E io riflettevo: della presenza di questo bullone strano sulla mia macchina non lo sapevo, ed ho avuto questa macchina per piu' di un mese, potendo bucare dovunque, in citta'. Avrei potuto scoprire questo problema vicino casa, a portata di aiuto da parte di 30 o 40 persone.
E invece dove mi va a succedere?
Qui.
Dove "qui" lo dicevo guardando la mancanza totale di qualsiasi oggetto artificiale, eccezion fatta per la macchina e la strada. In tutte le direzioni, a perdita d'occhio, non c'era nient'altro che campi incolti, rocce, sterpi. Ne' una casa, ne' un fuoco in lontananza, ne' persone. Niente.

I minuti passano lentissimi, senza avere niente da fare, con un caldo ed un'umidita' degna di un bagno turco, tra una telefonata alla coniuge ignara, che racconta storie di inumazioni feline, e ulteriori tentativi di trovare questo adattatore in qualche altra macchina.
Cominciava ad imbrunire e le macchine che correvano verso Dili si fermavano molto poco volentieri, perche' ogni minuto perso rappresentava un incremento delle probabilita' di beccarsi un sasso vagante o di trovare un posto di blocco.

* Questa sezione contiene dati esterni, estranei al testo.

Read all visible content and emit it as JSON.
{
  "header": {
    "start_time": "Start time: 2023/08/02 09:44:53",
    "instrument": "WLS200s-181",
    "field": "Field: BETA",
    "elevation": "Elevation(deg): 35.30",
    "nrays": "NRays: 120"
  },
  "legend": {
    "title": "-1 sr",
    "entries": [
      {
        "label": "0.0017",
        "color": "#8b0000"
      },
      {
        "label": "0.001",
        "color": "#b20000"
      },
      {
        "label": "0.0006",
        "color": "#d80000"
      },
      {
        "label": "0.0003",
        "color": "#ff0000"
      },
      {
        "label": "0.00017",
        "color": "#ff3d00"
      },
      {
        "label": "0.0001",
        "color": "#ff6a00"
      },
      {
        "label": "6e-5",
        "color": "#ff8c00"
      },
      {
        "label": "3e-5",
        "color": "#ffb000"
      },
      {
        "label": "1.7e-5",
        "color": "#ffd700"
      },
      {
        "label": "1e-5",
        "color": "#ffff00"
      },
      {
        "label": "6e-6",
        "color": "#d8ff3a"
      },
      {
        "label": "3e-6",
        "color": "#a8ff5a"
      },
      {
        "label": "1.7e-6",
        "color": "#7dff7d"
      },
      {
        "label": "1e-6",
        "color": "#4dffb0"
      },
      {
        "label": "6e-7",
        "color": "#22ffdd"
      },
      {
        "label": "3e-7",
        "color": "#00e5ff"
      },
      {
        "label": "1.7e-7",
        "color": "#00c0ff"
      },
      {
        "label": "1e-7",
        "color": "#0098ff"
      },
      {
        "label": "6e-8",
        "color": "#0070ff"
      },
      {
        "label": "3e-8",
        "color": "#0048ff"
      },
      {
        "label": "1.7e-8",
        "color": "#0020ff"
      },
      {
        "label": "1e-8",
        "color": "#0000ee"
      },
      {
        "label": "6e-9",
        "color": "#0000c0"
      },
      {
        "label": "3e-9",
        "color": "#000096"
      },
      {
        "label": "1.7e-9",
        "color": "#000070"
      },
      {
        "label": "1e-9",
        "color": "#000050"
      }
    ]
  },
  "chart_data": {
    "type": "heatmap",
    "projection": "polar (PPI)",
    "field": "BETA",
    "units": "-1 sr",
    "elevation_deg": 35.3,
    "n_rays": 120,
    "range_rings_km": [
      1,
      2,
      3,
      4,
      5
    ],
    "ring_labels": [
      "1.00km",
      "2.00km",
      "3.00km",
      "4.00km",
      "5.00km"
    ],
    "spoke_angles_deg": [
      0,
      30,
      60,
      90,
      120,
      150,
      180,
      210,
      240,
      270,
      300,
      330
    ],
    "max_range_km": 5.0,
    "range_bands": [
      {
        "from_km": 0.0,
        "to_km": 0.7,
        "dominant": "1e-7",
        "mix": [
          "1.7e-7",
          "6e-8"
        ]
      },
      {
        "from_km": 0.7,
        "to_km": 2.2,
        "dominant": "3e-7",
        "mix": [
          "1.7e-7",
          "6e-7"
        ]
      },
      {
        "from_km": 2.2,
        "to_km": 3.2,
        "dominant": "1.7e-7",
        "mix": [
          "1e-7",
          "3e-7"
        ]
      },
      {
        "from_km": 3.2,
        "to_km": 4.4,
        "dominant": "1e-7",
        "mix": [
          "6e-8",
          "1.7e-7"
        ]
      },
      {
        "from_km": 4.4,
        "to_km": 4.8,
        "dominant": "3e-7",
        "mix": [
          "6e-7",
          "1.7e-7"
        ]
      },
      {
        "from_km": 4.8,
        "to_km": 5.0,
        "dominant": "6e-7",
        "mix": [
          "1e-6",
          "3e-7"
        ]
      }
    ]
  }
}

Passano due ore e mezzo giuste, ed ecco che spunta il manager della societa' che affitta le macchine con un meccanico al seguito. In quattro e quattr'otto vaticina che in effetti il bullone e' diverso dagli altri e a martellate ci infila di prepotenza una chiave di misura piu' piccola dei bulloni normali, giusto per poter acchiappare quel bullonaccio infame e svitarlo. Cambiano la ruota e ci rimettiamo in macchina. Fa buio in quel momento.

Sulla via del ritorno ritroviamo la processione, che nel frattempo aveva percorso 4 o 5 km. Tutti in mezzo alla strada, e una decine di macchine che come la nostra aspettavano, procedendo a passo d'uomo. Un'altra ora di supplizio, ho imparato il rosario in Tetun. E poi ci hanno fatto passare.

L'altra macchina, quella del manager ce la perdiamo praticamente subito, non so se ci hanno superato o sono rimasti dietro. Corri corri verso Dili ed arriviamo al paese pericoloso, Metinaro. E' ormai buio fitto e temiamo che qualcuno ci fermi con degli ostacoli in mezzo alla strada. Se prendono il mio autista, finisce all'ospedale ad essere fortunati (qui usa cosi', lui mi ha raccontato che a Dili anche lui fa le stesse cose, al contrario).
C'e' molta gente per strada e un signore di forse 50 anni, con un bel sasso in mano, ci fa segno di rallentare, poi guarda dentro e ci dice di passare.
Pfui anche questa e' fatta. Questo autista e' discretamente fortunato, vedo.

Dopo meno di mezz'ora torniamo in albergo ed ognuno si ritira nei suoi alloggi.
Nel complesso una tre giorni pregna.